Hari Shankar Prasad, J.

1. This second appeal, at the instance of the appellant, is directed against the judgment dated 31.5.1990 and decree dated 15.6.1990 passed in Title Appeal No. 8/74, whereby and whereunder the learned Second Additional District Judge, Dhanbad reversed the judgment dated 10.12.1973 passed in Title Suit No. 122/70.

2. The plaintiff had brought the suit for eviction of the defendant No. 1 respondent from the house premises described in Schedule A of the plaint and for khas possession thereof and also for arrears of rent and the suit filed on behalf of the plaintiff was decreed and being aggrieved by the judgment passed in Title Suit No. 122/70 the defendant preferred an appeal and the appeal was allowed and judgment of the lower Court passed in Title Suit No. 122/70 was set aside and thereafter the plaintiff, who is appellant in this second appeal, has preferred this second appeal and in this second appeal substantial question of law has been formulated as under :

“Whether the learned Court of appeal below committed an illegality in dismissing of the appeal without complying with the directions of this Court made in S.A. No. 479/75 (R)?”

3. Earlier against the judgment passed in first appeal, Second Appeal No. 479/75(R) was preferred and in that second appeal the judgment and decree of the learned appellate Court was set aside and the appeal was remanded back to the learned appellate Court with some observations and thereafter the learned appellate Court, on receipt of the remand order, again decided the appeal in the light of observations made in Second Appeal No. 479/75(R).

4. Learned counsel appearing for the appellant submitted that the impugned judgment and decree of the appellate Court is not in accordance with the observations made by the High Court in Second Appeal No. 479/75(R). The observation of the High Court passed in Second Appeal No. 479/75(R) is quoted hereinbelow :-

“This is plaintiffs’ appeal in a suit for eviction. The property involved in dispute is a premises situated on a part of plot No. 672 of Khata No. 14 in village Daludih within Katras Police Station in the District of Dhanbad.

2. The plaintiffs’ case was that the defendant is a tenant of a house and he sought his eviction for non-payment of rent for specified period. The defence of the defendant was that he is a privileged person under the Bihar Privileged Person Homestead Tenancy Act having obtained a parcha and, therefore, he was beyond the purview of the suit except, if I may add, on the ground specified in the Act. The short question that has to be determined was whether the defendant was a privileged person and tenant under the Act or not. In this connection the defendant produced Ext. C purporting to be a parcha granted to him by the LRDC, the Collector under the Act. This Ext. C received uncharitable treatment at the hands of the trial Court and on the basis of entries therein was virtually held to be a forgery or a fabrication and the trial Court, therefore, proceeded on the footing that the defendant-respondent was not a privileged person. The appellate Court without setting aside this finding or other material held the defendant to be a privileged person and, therefore, it allowed the appeal.

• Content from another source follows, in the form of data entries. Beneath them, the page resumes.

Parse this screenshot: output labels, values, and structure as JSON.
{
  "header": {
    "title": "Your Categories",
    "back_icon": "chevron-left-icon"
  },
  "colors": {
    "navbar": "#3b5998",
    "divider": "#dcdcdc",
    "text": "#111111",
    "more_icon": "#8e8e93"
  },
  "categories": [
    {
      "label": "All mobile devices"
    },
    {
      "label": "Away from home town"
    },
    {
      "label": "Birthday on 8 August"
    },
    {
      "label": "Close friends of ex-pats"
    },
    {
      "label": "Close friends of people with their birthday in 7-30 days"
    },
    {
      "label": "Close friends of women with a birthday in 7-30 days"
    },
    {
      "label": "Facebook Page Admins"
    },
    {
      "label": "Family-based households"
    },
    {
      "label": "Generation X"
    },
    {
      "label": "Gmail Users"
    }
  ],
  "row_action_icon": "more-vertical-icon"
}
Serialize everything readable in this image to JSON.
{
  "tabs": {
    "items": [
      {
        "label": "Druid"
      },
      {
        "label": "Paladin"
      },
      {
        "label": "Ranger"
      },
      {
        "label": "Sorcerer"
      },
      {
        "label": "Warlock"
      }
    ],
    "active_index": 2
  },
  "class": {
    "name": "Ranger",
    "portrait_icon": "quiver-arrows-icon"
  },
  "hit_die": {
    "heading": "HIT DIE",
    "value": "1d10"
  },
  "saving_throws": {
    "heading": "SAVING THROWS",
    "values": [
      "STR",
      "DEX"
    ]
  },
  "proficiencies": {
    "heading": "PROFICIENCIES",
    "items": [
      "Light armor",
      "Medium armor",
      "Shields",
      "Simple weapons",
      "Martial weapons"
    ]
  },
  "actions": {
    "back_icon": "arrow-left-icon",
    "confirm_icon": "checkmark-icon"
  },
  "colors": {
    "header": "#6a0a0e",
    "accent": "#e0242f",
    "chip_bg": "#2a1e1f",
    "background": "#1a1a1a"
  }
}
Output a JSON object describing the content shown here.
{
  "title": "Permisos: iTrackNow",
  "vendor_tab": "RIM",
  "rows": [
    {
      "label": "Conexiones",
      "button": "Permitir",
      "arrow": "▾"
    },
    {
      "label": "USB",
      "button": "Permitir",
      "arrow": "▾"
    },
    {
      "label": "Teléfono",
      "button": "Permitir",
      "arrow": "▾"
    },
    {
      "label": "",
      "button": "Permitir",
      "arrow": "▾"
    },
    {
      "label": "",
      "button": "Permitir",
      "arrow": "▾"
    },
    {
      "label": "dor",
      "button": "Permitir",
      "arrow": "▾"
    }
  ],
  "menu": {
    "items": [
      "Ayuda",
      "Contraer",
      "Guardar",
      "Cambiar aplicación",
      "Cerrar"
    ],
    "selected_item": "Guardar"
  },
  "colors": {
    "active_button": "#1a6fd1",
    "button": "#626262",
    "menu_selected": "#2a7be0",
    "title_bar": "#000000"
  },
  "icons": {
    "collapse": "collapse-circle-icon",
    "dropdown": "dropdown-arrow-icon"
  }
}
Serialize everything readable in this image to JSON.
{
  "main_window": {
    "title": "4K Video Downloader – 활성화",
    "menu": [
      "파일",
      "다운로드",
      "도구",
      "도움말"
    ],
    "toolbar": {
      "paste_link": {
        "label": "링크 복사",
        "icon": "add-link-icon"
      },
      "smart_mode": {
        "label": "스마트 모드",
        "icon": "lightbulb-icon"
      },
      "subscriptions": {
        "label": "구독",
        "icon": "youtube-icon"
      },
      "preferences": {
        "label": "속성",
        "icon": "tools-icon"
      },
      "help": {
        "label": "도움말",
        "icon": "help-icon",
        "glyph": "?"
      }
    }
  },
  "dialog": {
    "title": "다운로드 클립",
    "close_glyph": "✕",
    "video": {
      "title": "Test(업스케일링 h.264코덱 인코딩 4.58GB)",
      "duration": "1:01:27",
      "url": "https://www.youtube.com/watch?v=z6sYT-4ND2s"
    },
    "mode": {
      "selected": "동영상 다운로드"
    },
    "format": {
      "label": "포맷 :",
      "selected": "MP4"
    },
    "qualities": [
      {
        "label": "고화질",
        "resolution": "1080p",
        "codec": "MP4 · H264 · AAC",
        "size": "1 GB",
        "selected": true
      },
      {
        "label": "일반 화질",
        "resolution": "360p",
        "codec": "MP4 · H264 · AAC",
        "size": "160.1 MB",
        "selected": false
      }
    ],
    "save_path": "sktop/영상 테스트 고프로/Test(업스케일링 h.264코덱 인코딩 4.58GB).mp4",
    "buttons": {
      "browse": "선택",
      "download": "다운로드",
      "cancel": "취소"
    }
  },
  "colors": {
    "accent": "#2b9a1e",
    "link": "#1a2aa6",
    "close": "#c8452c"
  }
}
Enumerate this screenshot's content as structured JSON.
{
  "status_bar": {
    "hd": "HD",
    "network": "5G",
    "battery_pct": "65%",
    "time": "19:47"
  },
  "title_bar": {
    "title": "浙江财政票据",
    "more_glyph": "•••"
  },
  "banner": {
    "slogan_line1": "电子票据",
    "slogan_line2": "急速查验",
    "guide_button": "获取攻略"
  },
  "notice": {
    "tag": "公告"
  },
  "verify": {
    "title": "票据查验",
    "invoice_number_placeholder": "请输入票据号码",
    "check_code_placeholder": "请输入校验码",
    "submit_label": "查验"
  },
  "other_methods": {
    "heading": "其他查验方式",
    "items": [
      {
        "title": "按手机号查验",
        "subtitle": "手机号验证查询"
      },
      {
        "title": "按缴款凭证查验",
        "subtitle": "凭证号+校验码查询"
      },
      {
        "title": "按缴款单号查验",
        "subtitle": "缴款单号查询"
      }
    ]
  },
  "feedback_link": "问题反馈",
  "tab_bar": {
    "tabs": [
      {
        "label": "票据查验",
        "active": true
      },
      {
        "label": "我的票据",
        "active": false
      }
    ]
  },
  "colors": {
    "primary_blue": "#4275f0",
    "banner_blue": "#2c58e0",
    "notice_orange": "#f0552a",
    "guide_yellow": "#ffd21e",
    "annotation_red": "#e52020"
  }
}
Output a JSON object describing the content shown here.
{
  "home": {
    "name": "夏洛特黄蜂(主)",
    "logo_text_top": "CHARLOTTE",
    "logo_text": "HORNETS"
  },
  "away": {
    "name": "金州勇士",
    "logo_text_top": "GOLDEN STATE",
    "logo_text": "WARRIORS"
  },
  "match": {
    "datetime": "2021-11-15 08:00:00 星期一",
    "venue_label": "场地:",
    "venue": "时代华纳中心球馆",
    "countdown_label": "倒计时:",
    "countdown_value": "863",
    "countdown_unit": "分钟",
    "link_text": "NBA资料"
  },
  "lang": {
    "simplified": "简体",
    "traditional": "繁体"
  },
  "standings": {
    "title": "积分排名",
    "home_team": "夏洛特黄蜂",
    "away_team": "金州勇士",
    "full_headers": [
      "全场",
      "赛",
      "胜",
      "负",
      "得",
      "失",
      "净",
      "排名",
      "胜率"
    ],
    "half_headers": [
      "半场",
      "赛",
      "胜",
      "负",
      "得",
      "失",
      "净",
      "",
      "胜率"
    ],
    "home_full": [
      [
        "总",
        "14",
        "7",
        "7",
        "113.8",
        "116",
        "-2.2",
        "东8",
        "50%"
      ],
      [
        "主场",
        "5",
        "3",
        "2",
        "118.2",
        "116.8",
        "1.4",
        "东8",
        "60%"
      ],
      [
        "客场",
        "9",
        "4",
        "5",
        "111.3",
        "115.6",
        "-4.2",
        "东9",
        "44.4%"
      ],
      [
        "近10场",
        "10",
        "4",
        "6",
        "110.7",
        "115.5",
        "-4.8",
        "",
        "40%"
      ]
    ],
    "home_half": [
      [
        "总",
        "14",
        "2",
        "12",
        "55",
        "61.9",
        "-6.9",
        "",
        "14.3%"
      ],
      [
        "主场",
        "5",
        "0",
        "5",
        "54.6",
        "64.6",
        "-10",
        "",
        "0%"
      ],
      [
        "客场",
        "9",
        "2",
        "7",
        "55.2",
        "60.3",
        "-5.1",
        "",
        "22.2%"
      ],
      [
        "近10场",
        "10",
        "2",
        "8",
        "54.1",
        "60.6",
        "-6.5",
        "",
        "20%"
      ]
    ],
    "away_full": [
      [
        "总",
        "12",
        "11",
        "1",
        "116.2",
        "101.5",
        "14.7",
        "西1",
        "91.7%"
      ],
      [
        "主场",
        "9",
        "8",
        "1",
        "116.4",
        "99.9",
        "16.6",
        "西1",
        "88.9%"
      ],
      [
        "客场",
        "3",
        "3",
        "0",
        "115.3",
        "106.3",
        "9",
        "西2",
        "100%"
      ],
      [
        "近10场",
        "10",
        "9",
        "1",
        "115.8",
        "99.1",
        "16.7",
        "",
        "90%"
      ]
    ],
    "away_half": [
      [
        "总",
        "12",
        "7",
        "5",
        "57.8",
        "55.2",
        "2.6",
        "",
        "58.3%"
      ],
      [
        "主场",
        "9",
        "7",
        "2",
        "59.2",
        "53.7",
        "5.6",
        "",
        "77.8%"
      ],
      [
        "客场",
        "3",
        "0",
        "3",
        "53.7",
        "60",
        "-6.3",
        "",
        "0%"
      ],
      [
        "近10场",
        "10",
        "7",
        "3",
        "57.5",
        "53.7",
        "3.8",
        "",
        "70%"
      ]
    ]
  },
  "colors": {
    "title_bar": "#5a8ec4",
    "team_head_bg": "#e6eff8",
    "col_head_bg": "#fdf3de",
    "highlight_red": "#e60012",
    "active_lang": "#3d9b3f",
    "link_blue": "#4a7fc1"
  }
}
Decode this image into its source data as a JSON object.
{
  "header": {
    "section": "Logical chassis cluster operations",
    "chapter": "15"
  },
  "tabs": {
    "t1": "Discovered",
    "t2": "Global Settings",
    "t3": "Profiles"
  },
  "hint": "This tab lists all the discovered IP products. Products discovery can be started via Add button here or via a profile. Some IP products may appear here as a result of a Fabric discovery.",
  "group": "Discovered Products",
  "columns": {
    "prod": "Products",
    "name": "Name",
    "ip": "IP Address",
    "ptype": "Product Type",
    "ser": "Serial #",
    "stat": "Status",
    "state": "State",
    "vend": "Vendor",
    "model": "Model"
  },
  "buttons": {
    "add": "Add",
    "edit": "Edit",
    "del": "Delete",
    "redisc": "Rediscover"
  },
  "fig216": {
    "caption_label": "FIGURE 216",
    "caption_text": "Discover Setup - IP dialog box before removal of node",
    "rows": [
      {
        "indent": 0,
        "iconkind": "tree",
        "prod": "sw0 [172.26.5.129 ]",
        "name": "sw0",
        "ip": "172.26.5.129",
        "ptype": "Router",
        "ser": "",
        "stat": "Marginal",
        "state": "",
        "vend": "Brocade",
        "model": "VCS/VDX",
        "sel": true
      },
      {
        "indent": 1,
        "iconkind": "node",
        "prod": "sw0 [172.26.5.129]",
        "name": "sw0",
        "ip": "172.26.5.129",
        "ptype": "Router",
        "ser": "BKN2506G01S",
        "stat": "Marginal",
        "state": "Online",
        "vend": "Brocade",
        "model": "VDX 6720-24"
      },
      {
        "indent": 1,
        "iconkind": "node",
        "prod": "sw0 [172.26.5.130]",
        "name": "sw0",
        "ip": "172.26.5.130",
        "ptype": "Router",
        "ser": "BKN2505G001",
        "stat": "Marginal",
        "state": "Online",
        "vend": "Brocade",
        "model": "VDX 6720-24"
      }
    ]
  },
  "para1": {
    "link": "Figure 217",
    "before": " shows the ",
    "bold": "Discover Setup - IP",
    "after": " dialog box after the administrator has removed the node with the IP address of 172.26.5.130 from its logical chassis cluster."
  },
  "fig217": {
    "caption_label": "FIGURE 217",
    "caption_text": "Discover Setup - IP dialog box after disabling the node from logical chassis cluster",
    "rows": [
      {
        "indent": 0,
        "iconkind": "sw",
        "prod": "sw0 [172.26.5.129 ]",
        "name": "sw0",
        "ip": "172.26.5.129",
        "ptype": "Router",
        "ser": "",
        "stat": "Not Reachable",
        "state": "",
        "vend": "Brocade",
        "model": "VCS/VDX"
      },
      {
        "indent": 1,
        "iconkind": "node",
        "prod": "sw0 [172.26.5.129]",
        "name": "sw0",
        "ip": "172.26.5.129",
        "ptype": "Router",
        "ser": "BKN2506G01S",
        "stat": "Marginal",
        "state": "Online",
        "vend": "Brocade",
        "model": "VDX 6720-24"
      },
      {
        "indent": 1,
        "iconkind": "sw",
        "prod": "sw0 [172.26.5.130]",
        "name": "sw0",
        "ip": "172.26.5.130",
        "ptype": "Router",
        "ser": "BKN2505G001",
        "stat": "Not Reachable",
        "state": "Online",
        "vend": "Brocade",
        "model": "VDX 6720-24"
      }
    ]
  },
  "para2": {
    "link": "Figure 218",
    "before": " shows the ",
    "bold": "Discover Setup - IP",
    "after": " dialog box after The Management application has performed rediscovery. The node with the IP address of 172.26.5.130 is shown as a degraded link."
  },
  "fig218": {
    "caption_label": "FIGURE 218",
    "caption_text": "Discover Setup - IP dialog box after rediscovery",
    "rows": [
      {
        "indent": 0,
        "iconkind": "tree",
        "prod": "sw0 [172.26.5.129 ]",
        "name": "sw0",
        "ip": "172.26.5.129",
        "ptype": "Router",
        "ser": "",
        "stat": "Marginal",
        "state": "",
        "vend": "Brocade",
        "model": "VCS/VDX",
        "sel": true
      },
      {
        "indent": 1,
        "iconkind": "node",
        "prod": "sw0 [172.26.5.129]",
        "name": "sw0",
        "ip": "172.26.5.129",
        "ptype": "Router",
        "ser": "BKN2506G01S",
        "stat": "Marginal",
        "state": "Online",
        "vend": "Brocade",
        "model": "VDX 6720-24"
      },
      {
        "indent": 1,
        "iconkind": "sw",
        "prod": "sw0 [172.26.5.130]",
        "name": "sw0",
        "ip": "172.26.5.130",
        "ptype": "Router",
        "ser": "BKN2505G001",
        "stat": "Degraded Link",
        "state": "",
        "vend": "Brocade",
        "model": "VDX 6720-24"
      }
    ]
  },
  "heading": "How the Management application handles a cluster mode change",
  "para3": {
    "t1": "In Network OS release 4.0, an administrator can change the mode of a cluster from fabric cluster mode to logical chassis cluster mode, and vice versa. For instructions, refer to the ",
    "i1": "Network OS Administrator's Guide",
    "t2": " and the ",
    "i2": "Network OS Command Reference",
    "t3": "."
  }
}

3. The learned appellate Judge should have considered the reasonings given by the learned trial Judge in regard to Ext. C and come to his own independent finding apart from his own reasoning that he gave. This is all the more essential because apart from the parcha no other document was produced by the defendants to indicate the correctness of their claim to be privileged tenant. In this situation I have no alternative but to set aside the order of the appellate Judge and remit the matter to him for reappraisal in accordance with law. He should do so within two months from the date of receipt of the communication of this judgment. Since the parties have appeared they should appear before the appellate Court and obtain dates. I may also indicate that one opportunity may be given to the defendant- appellant before the appellate Court to prove the original records of the LRDC which led to issuance of the Ext. C. But I, however, reiterate that he should be given only one opportunity to do so.

4. In the result, the appeal is allowed as above. The costs shall abide by the ultimate decision.”

5. The learned counsel appearing for the appellant submitted that in spite of direction of the High Court passed in second appeal No. 479/75(R) the appellate Court did not deliver the judgment in accordance with the direction of the High Court and, therefore, the learned Court below has violated the observations made in second appeal No. 479/75{R). The learned counsel further referred to the judgment of the first appellate Court passed after remand and tried to show that the judgment is not in consonance with the observations of the High Court and, therefore, the matter may again be remanded back for fresh decision on the point to be decided as per observation of the High Court passed in second appeal No. 479/75(R).

6. On the other hand, learned counsel for the respondents submitted that the observations of the High Court have truly been complied with by the appellant Court and findings on the points referred to in the observations have been given and he submitted that observation was to the . appellant Court to give its independent finding apart from the finding of the learned trial Court and from perusal of the judgment, it appears that the learned appellate Court has given its independent reasonings and even has dealt with the reasonings given by the trial Court in its judgment.

7. On perusal of the appellate Court’s judgment, it appears that in para 5 of the judgment the observations given by the High Court in Second Appeal No. 479/75(R) have been dealt with and issues were formulated on the basis of observation such as two issues (issue Nos. 4 and 5} were formulated specifically on those points, which are quoted hereinbelow :

“4. Is the suit barred, by the provisions of the Bihar Privileged Persons Homestead Tenancy Act or not?

5. Whether the defendant is a privileged tenant under B.P.P. Homestead Tenancy Act, 1947 ?”

and the learned Court below, on issue Nos. 4 and 5, has given its finding and thus it is clear that the learned Court below has delivered judgment on the basis of the observations made is Second Appeal No. 479/75(R) and appeal was allowed and judgment of the learned Court below was set aside.

8. I have gone through the judgment of the learned trial Court as well as of the learned appellate Court and from perusal of both the judgments it appears that the appellate Court has given some reasonings in support of its contention and has pointed out the defects in the judgment of the learned trial Court and has discussed evidence also and framed 5 issues, two of which have been framed on the basis of observations made in Second Appeal No. 479/75(R). and after thorough discussion, has given Judgment.

9. On the order hand, learned counsel for the respondents has placed reliance upon 2002 (1) JCR 1. wherein it has been held that question of title of the parties is irrelevant and unwarranted.

10. On hearing the parties and after perusal of the judgment of the appellate Court, I do not find any irregularity and Illegality In the judgment passed by appellate Court.

11. In the result, this second appeal is dismissed but in the circumstances, no order as to costs.